Anniverseries, Birthdays, Celebrations, and a Dash of Pessimism

For those that know me in real life or know me really well online, I can be as opitimistic as they come. Always excited for the newest thing or just really upbeat period. But to counter that happy attitude I’m also one of the most pessimistic people you will ever encounter as well. I say this because I am not really the happy person everyone cherishes and adores right now. I am basically the equivilent of Grumpy from Snow White, before we find out he has feelings for Snow White, right now.

My birthday is coming up and for the second year in a row, I’m not happy about it. I think I was never truely happy about my birthday. In my entire life-span on this planet I have only had five birthday parties, and I only truely enjoyed one. It was my ninth and I should have not been happy about the outcome because I invited my entire second grade class and only five boys showed up. My best friend at the time didn’t even show, but I had a great time and that’s the last time my birthday ment something to me.

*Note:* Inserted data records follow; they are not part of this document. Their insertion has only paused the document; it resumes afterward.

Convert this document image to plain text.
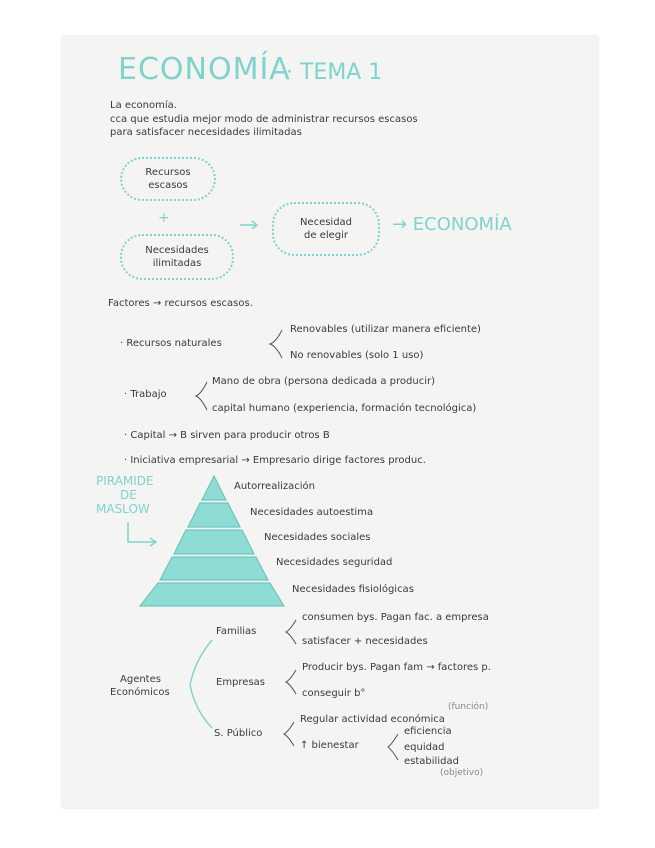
ECONOMÍA
· TEMA 1
La economía.
cca que estudia mejor modo de administrar recursos escasos
para satisfacer necesidades ilimitadas
Recursos escasos
+
Necesidades ilimitadas
Necesidad de elegir
→ ECONOMÍA
Factores → recursos escasos.
· Recursos naturales
Renovables (utilizar manera eficiente)
No renovables (solo 1 uso)
· Trabajo
Mano de obra (persona dedicada a producir)
capital humano (experiencia, formación tecnológica)
· Capital → B sirven para producir otros B
· Iniciativa empresarial → Empresario dirige factores produc.
PIRAMIDE
DE
MASLOW
Autorrealización
Necesidades autoestima
Necesidades sociales
Necesidades seguridad
Necesidades fisiológicas
Agentes
Económicos
Familias
consumen bys. Pagan fac. a empresa
satisfacer + necesidades
Empresas
Producir bys. Pagan fam → factores p.
conseguir b°
S. Público
(función)
Regular actividad económica
↑ bienestar
eficiencia
equidad
estabilidad
(objetivo)
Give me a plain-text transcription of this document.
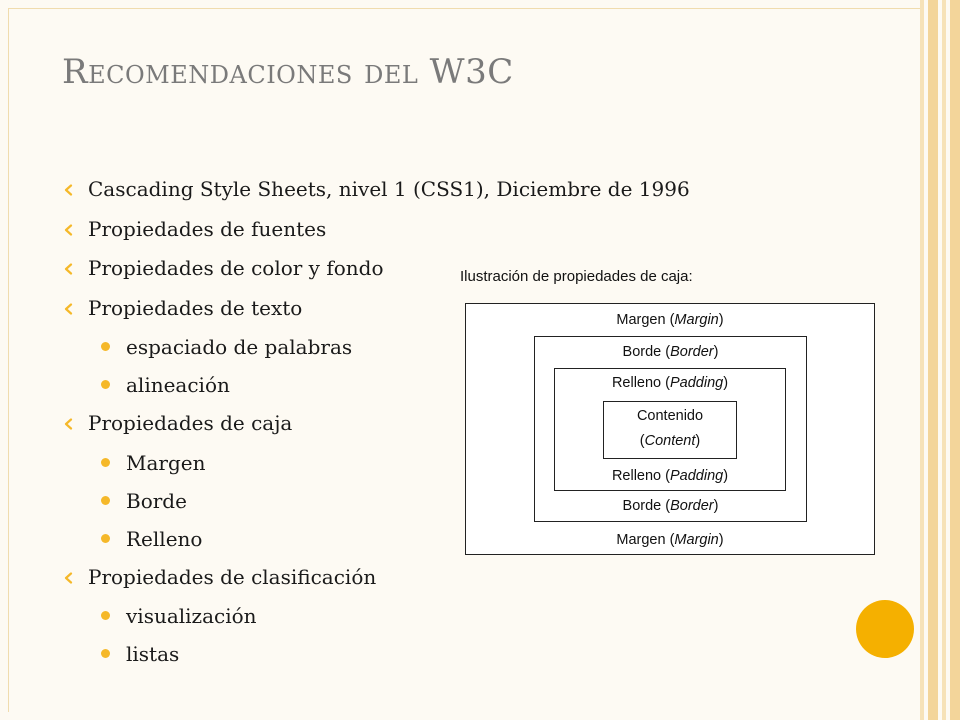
Recomendaciones del W3C
Cascading Style Sheets, nivel 1 (CSS1), Diciembre de 1996
Propiedades de fuentes
Propiedades de color y fondo
Propiedades de texto
espaciado de palabras
alineación
Propiedades de caja
Margen
Borde
Relleno
Propiedades de clasificación
visualización
listas
Ilustración de propiedades de caja:
Margen (Margin)
Margen (Margin)
Borde (Border)
Borde (Border)
Relleno (Padding)
Relleno (Padding)
Contenido
(Content)
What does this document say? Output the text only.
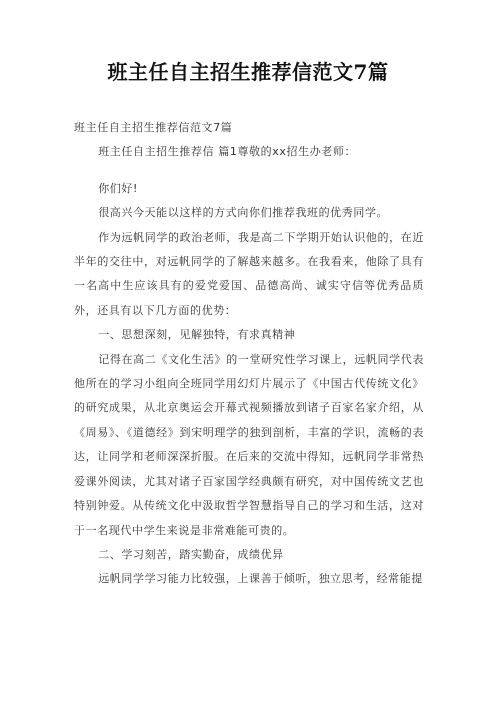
班主任自主招生推荐信范文7篇

班主任自主招生推荐信范文7篇

班主任自主招生推荐信 篇1尊敬的xx招生办老师：

你们好!

很高兴今天能以这样的方式向你们推荐我班的优秀同学。

作为远帆同学的政治老师，我是高二下学期开始认识他的，在近半年的交往中，对远帆同学的了解越来越多。在我看来，他除了具有一名高中生应该具有的爱党爱国、品德高尚、诚实守信等优秀品质外，还具有以下几方面的优势：

一、思想深刻，见解独特，有求真精神

记得在高二《文化生活》的一堂研究性学习课上，远帆同学代表他所在的学习小组向全班同学用幻灯片展示了《中国古代传统文化》的研究成果，从北京奥运会开幕式视频播放到诸子百家名家介绍，从《周易》、《道德经》到宋明理学的独到剖析，丰富的学识，流畅的表达，让同学和老师深深折服。在后来的交流中得知，远帆同学非常热爱课外阅读，尤其对诸子百家国学经典颇有研究，对中国传统文艺也特别钟爱。从传统文化中汲取哲学智慧指导自己的学习和生活，这对于一名现代中学生来说是非常难能可贵的。

二、学习刻苦，踏实勤奋，成绩优异

远帆同学学习能力比较强，上课善于倾听，独立思考，经常能提
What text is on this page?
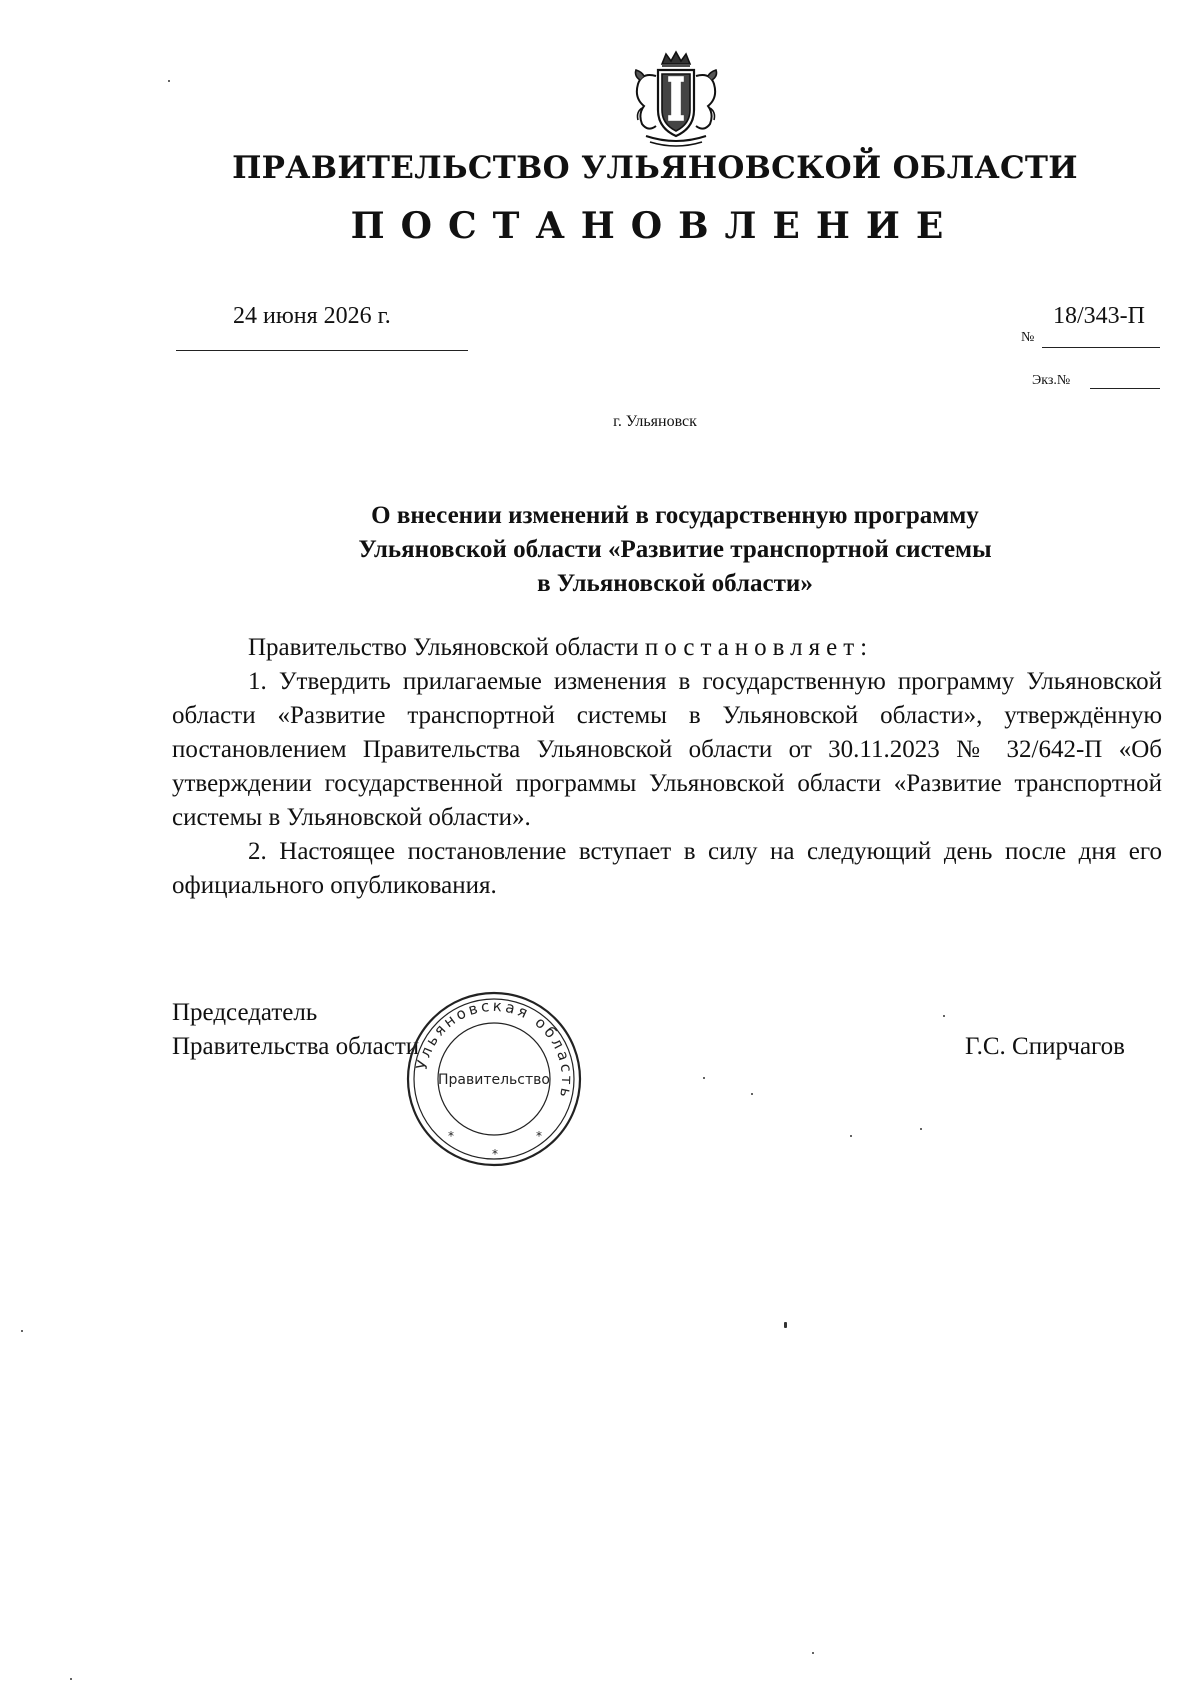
ПРАВИТЕЛЬСТВО УЛЬЯНОВСКОЙ ОБЛАСТИ
ПОСТАНОВЛЕНИЕ
24 июня 2026 г.
№
18/343-П
Экз.№
г. Ульяновск
О внесении изменений в государственную программу
Ульяновской области «Развитие транспортной системы
в Ульяновской области»

Правительство Ульяновской области постановляет:

1. Утвердить прилагаемые изменения в государственную программу Ульяновской области «Развитие транспортной системы в Ульяновской области», утверждённую постановлением Правительства Ульяновской области от 30.11.2023 № 32/642-П «Об утверждении государственной программы Ульяновской области «Развитие транспортной системы в Ульяновской области».

2. Настоящее постановление вступает в силу на следующий день после дня его официального опубликования.

Председатель
Правительства области	Г.С. Спирчагов
Ульяновская область
*
*
*
Правительство
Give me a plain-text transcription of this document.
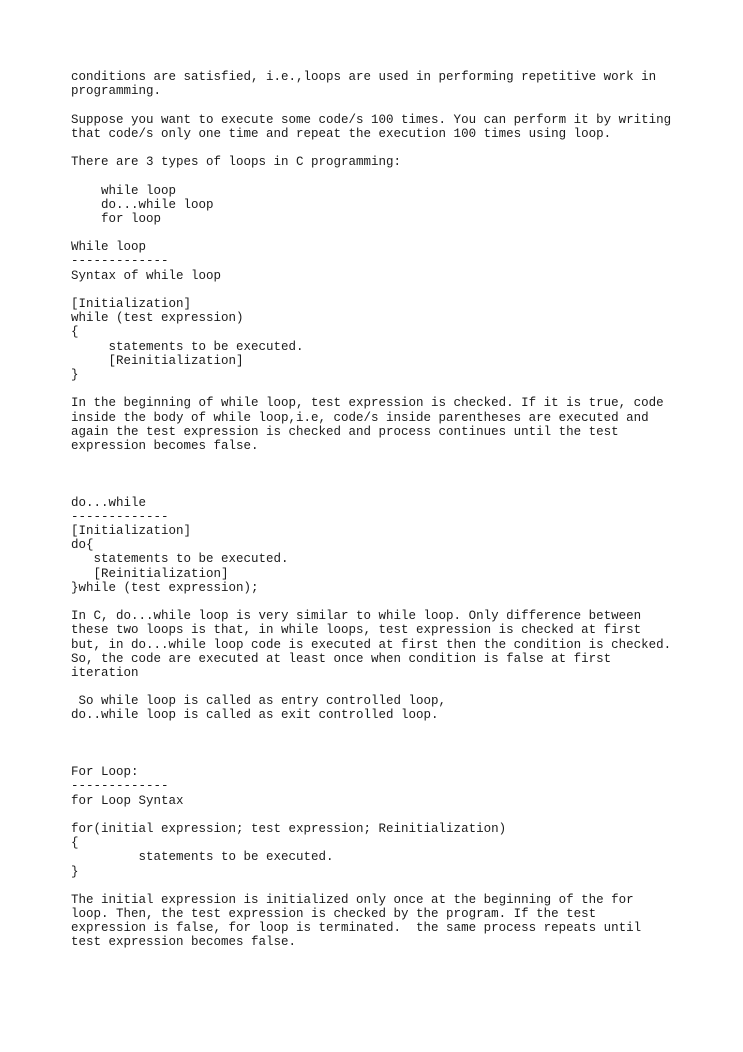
conditions are satisfied, i.e.,loops are used in performing repetitive work in
programming.
Suppose you want to execute some code/s 100 times. You can perform it by writing
that code/s only one time and repeat the execution 100 times using loop.
There are 3 types of loops in C programming:
while loop
do...while loop
for loop
While loop
-------------
Syntax of while loop
[Initialization]
while (test expression)
{
statements to be executed.
[Reinitialization]
}
In the beginning of while loop, test expression is checked. If it is true, code
inside the body of while loop,i.e, code/s inside parentheses are executed and
again the test expression is checked and process continues until the test
expression becomes false.
do...while
-------------
[Initialization]
do{
statements to be executed.
[Reinitialization]
}while (test expression);
In C, do...while loop is very similar to while loop. Only difference between
these two loops is that, in while loops, test expression is checked at first
but, in do...while loop code is executed at first then the condition is checked.
So, the code are executed at least once when condition is false at first
iteration
So while loop is called as entry controlled loop,
do..while loop is called as exit controlled loop.
For Loop:
-------------
for Loop Syntax
for(initial expression; test expression; Reinitialization)
{
statements to be executed.
}
The initial expression is initialized only once at the beginning of the for
loop. Then, the test expression is checked by the program. If the test
expression is false, for loop is terminated.  the same process repeats until
test expression becomes false.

My sixteenth birthday rolls around. I had this huge, wonderful, and very beautiful party planned out, but when it came down to it I didn’t get to have my wonderful sweet sixteen. I ended up spending the day in a car on the way back from Florida going home from what should have been an awesome time at Disney World, but it felt like I was the only one that wasn’t happy in the ‘Happiest Place on Earth’. I didn’t even get a Happy Birthday from my boyfriend at the time.

Now my ninteenth birthday approaches and I will be spending it in the last place I want to be, in a very cold Ohio visting my Aunt and her boyfriend. I don’t get to hang out with my friends let alone be allowed online the whole enitre Spring Break. Yes my birthday always has landed, minus two years, on my Spring Break. I feel duped in the utmost sense of that word.

So what’s the point of celebrating what’s supposed to be a happy day, if the only result is misery. The same goes for anniversaries or any kind of celebration. What the point of all of the outlandish ceremonies that we as human beings take part in? Some cases to honor people or events, but do we really have to throw a party and see who can get drunk or a sugar high, whatever the case is, first? I honestly see no point in the whole ordeal.

If you happen to be one of those people who love this sort of thing, good for you, you have all the fun you want because that’s essentially the point of it all, to have fun, but I’m just not one of those people who have fun at things like that.

Fun fact: My senior prom. Chris and I got there early. Took the obligtory prom photo. Stuck around for an hour and left because I didn’t want to be there. I didn’t even want to go to prom, but my mom forced us to. Cost of the whole evening: around $1000 for attire, tickets, and photos. A thousand dollars for a bad night that ended with me falling asleep on Chris while watching Hitman on my couch.

So do what you will with your celebrations of sorts. Have fun. Enjoy them. Maybe one day I will come back to being my nine year old self around those sort of things, but for the time being I’m going to be a bitter young person who is hell bent on any type of thing like that.